O Seninle Beraber

Cenâb-ı Hak buyuruyor: Bismillahirrahmanirrahim

“…Nerede olursanız olun, O sizinle berâberdir…” (Hadîd, 4)

Rasûlullah (sav) efendimiz buyurdular:

“Nerede olursa olsun, Allah Teâlâ’nın yanında olduğunu bilmesi, kişinin îmânının üstünlüğünden kaynaklanır.” (Beyhakî, Şuab, I, 470)

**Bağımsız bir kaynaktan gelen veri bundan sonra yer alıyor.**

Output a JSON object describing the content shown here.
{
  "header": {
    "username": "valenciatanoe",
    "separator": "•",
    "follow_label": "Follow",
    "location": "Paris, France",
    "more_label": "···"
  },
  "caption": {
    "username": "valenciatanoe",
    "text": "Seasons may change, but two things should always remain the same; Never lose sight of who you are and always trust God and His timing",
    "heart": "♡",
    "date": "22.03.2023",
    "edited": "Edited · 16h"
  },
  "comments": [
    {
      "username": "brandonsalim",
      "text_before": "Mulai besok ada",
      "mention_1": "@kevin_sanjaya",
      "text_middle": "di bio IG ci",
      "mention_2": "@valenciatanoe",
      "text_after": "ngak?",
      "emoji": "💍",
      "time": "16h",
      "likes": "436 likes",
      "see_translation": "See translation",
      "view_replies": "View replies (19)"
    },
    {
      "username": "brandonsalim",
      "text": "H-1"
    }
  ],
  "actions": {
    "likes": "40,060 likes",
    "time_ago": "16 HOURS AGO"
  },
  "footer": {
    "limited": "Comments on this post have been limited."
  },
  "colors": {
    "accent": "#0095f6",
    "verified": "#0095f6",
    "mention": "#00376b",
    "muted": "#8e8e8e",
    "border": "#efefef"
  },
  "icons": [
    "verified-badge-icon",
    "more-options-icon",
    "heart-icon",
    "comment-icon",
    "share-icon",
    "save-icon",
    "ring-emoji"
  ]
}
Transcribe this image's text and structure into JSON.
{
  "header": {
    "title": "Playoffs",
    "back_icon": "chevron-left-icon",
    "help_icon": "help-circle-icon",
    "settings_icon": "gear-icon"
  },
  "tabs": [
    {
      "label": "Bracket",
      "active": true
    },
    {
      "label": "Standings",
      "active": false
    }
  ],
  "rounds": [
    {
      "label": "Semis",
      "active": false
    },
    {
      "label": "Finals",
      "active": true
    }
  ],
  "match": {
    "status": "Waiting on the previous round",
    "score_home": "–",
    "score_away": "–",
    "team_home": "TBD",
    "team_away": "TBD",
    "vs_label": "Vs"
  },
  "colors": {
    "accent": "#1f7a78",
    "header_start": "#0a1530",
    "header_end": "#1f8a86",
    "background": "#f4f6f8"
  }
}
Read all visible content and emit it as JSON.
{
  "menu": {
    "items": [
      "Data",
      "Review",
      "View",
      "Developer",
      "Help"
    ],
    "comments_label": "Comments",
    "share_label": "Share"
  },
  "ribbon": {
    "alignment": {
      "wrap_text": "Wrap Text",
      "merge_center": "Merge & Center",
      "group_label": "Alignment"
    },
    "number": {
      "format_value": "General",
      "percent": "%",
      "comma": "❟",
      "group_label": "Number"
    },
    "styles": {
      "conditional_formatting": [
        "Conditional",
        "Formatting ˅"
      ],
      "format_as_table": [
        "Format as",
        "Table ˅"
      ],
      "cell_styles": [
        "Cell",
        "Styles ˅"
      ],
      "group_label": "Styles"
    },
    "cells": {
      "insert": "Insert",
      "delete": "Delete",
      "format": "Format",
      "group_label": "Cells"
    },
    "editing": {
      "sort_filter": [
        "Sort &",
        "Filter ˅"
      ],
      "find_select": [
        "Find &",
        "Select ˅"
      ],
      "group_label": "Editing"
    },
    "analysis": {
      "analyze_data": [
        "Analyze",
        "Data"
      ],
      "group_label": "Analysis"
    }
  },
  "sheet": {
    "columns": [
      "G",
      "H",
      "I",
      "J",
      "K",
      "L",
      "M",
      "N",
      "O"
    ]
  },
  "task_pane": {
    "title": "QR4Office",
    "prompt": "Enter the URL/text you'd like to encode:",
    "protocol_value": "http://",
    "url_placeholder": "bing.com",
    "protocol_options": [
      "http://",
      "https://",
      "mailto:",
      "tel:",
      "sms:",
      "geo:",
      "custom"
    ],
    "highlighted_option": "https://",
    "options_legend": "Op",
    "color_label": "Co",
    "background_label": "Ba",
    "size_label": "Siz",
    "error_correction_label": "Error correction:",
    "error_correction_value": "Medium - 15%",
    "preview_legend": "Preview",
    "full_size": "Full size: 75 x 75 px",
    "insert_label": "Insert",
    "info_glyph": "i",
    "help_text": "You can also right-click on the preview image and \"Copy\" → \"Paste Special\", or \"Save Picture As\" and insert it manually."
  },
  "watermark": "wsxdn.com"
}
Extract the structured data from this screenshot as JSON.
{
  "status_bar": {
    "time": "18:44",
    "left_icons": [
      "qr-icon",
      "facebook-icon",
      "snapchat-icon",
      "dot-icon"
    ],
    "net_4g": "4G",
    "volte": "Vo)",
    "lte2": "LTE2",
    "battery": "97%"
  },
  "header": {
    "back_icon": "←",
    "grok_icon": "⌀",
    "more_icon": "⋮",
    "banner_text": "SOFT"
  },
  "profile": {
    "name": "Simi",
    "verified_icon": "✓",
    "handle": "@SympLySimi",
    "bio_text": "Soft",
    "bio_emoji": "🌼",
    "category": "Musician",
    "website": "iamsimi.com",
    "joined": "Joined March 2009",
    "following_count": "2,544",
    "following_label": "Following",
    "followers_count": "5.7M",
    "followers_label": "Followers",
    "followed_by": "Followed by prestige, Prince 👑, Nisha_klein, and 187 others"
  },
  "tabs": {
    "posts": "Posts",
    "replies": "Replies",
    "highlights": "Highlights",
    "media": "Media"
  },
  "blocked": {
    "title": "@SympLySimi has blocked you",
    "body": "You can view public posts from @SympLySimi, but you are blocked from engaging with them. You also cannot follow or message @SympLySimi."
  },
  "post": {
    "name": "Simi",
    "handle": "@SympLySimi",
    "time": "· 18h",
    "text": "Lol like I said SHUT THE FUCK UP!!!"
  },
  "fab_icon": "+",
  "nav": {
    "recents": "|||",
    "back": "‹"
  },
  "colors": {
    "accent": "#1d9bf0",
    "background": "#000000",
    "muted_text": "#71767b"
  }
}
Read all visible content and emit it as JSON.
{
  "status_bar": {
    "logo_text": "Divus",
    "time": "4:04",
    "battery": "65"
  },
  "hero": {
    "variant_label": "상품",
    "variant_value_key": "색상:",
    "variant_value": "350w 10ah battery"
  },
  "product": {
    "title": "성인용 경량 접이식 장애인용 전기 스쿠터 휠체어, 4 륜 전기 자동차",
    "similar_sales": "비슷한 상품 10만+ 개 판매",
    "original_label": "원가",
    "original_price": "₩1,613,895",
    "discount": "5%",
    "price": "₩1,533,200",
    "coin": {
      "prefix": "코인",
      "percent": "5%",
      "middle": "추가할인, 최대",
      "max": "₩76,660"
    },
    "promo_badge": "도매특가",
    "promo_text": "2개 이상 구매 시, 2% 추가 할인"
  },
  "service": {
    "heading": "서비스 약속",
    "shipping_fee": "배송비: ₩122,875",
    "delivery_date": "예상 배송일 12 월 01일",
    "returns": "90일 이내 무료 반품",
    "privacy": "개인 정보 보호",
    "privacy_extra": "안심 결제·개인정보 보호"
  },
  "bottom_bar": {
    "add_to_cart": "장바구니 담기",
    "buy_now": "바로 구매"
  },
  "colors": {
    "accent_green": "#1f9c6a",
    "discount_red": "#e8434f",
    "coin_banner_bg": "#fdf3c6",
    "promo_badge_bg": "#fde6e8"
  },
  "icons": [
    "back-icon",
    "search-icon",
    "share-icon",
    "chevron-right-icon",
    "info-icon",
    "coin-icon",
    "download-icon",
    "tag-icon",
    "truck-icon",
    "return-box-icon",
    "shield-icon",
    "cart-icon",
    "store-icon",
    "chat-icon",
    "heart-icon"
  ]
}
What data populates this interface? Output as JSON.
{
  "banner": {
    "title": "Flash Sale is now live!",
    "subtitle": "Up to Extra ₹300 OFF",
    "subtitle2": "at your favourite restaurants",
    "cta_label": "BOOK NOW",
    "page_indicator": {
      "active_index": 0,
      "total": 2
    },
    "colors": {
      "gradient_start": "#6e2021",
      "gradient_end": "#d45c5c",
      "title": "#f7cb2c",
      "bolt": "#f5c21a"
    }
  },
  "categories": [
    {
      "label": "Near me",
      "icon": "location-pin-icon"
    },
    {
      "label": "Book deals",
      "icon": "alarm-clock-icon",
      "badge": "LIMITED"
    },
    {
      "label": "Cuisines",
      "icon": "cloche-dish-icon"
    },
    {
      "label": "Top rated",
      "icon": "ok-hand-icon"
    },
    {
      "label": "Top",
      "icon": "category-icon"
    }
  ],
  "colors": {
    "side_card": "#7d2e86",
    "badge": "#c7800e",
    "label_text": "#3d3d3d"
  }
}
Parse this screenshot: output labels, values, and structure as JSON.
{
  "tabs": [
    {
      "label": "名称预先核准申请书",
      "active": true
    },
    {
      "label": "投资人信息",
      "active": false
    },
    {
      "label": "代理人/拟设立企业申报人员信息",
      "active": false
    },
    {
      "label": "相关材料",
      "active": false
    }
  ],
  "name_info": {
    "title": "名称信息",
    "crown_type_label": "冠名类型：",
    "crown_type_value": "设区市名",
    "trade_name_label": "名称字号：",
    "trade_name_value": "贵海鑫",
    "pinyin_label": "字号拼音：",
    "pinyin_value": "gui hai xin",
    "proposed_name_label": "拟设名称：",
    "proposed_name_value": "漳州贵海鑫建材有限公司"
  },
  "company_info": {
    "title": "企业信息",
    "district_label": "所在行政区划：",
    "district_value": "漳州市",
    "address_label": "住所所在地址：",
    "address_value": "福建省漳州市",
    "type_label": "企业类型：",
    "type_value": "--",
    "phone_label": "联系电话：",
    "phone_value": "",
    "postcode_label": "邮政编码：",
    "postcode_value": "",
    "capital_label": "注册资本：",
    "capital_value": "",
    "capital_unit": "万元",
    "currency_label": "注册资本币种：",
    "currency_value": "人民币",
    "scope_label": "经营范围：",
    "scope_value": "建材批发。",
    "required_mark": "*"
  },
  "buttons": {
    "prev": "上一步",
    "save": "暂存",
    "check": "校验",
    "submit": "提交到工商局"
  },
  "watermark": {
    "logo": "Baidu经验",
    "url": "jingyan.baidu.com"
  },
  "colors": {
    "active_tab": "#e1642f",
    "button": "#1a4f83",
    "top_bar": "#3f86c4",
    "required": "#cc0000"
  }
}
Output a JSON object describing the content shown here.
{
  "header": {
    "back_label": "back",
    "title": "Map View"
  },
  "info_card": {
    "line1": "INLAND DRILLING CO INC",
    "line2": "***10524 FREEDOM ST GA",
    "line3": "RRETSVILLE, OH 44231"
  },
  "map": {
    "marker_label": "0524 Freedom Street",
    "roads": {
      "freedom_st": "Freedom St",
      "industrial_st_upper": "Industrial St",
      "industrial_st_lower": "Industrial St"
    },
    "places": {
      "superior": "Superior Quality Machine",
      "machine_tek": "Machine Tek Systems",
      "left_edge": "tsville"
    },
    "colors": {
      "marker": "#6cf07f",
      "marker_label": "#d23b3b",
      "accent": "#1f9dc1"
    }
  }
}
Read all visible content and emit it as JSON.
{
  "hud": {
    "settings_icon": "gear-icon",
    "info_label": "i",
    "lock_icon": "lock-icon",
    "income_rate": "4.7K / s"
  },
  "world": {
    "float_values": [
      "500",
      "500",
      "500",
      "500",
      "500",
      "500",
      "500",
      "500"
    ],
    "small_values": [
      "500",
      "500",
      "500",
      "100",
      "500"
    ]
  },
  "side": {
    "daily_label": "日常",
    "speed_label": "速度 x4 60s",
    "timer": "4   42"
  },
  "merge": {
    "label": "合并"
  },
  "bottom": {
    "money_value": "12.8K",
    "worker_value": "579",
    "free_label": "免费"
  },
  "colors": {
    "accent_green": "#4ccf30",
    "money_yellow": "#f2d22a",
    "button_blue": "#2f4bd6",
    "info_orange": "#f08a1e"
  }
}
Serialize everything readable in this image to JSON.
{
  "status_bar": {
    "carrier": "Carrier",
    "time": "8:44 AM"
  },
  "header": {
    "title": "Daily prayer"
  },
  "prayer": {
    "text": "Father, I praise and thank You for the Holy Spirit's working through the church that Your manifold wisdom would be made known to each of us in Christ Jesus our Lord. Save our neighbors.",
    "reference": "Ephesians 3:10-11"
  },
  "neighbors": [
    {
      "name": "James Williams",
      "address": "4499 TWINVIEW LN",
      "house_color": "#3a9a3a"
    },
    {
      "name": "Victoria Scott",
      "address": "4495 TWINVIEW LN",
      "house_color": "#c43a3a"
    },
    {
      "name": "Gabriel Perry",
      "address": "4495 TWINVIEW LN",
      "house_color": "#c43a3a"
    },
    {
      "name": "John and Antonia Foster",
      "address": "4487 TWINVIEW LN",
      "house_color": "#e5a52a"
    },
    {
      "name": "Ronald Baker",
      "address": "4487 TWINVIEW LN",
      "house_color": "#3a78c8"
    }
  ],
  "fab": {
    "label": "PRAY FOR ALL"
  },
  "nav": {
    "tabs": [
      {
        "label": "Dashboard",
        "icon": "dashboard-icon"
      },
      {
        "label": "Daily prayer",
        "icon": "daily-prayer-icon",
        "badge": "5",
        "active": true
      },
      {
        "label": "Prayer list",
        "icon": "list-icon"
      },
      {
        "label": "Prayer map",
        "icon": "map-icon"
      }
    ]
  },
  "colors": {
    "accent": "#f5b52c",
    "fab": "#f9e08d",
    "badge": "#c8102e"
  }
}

Bir gün ashâb-ı kiramdan biri:

“-Kişinin nefsini tezkiye etmesi ne demektir, ey Allâh’ın Rasûlü?” diye sordu.

Rasûlullah (sav):

“-Nerede olursa olsun Allâh’ın kendisiyle beraber olduğunu bilmesidir.” buyurdu. (Teberânî, Sağir, I, 334/555; Beyhakî, Şuab, III, 187)

Bu hakîkat ışığında ihsân ve murâkabe bahsinde bize düşen; Allâh’ın her an üzerimizde vâkî olan müşâhedesini idrâk ettikten sonra, hâllerimizi, ihsân hâlinin en büyük âbidesi olan Rasûlullah (sav)’in yüce hâllerine göre istikâmetlendirmektir. (Osman Nûri Topbaş, İmandan İhsâna Hak Yolculuğu, Erkam Yay.)

Her Güne Bir Esma-ül Hüsna (Allah’ın En Güzel İsimleri)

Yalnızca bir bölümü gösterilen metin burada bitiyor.